I show the LP cover to Charlie. He's completely clueless.

"It's the Rutles! Do you have any idea how cool this is?

:::crickets chirping:::

"Charlie, take a close look at this guy...Dirk...does he look at all familiar to you?"

Charlie takes off his glasses and concentrates on the Beatle look alike on the cover.

"HEYYYYYYYYY! That's Eric Idle!"

I smile knowingly and look at Frank. Frank nods. "Yes Babe, it is indeed our beloved Python"

Charlie studies the LP cover, reads the stories from the "Tragical History Tour" and the realization of Fab Four rip-off sends him into fits of laughter. When he "gets it", we all start laughing.

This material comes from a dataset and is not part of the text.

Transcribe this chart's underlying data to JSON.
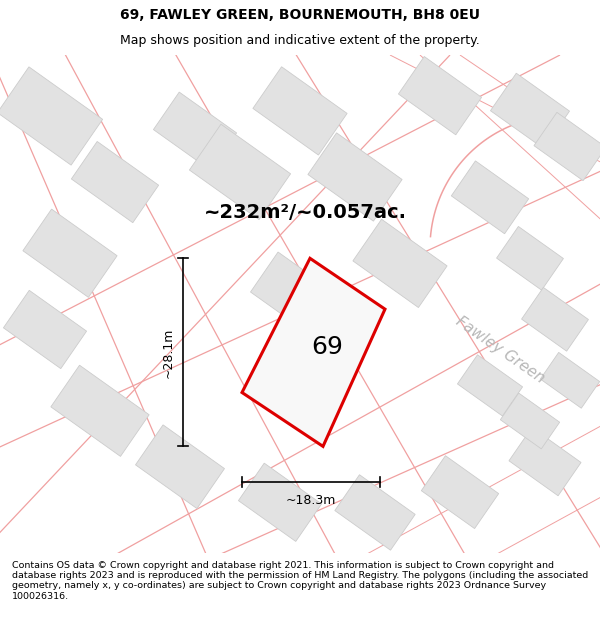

It was a great, great time. One of those times that you honestly look forward to happening again and again. And hopefully, not YEARS down the road. Right Frank?

Monday, December 01, 2003

The Amazing Realm of Cyberspace

There are those days I think I'd like to pick this modern contraption of technological wonder up and heave it through the window out of complete frustration. It's moody; much like myself, and therefore requires a bit of finesse and sweettalk in order to get it to work favorably in my best interest. I believe it to be female. In any case, for all the frustration and aggravation it causes me, it also provides me with ten-fold the entertainment and awe. As a result, that brings me to a place where I cannot allow myself to be overly angry for too long. I just love it too much.

I love how I can just turn it on and be in touch with the world. That is not "world" in the poetic sense. But WORLD in the literal sense. Through this amazing mechanized hook-up, I have made some wonderful friends not just in my own little corner of the world....but in places far, far away. I have learned, as a woman, a friend, a mom, that there are women thousands of miles away who have similar experiences in their own lives. Some of them manage those lives, just like me, with sensitivity, love, good liquor, and a great deal of humor, only they might do it in a different language. I've met wonderful Tine in Belgium, hilarious Zoe; a beautiful Brit who also happens to live in Belgium, Sashi in Japan, Delphine in Paris. The list goes on, the similarities are endless and beautiful. My world opens up exponentially when I read about Wayne's NY world and K's love of all things Mexico. I don't "know" these Earthbound co-habitants on a face to face basis, but that doesn't mean that they aren't important to my own world, to my heart, to my survival as I trudge through daily mediocrities. Then there are the youthful planetary roomies that I DO know on a face to face, heart to heart basis. You know who you are. You know that even though I don't actually SEE your radiant faces everyday, that I'm there in your daily world when you take to the Blogdom. Much of this life, I live vicariously through you, and you allow me that privilege. I'm grateful.

I find that I can't wait to get this damn computer turned on in the morning because not only do I want to know what all of these awesome people have to say about their worlds, it is also better than a cup of coffee at waking me up and getting me moving. Always with a smile and a giggle. Once I've had my daily dose of Worldly Wisdom a la Blogizens, I somehow feel like I can face whatever gets thrown at me. Not always, but most of the time. It's a relief to know that I'm not the only one here. That you're all out there. You're better than Paxil and you're all addicting. God I love that.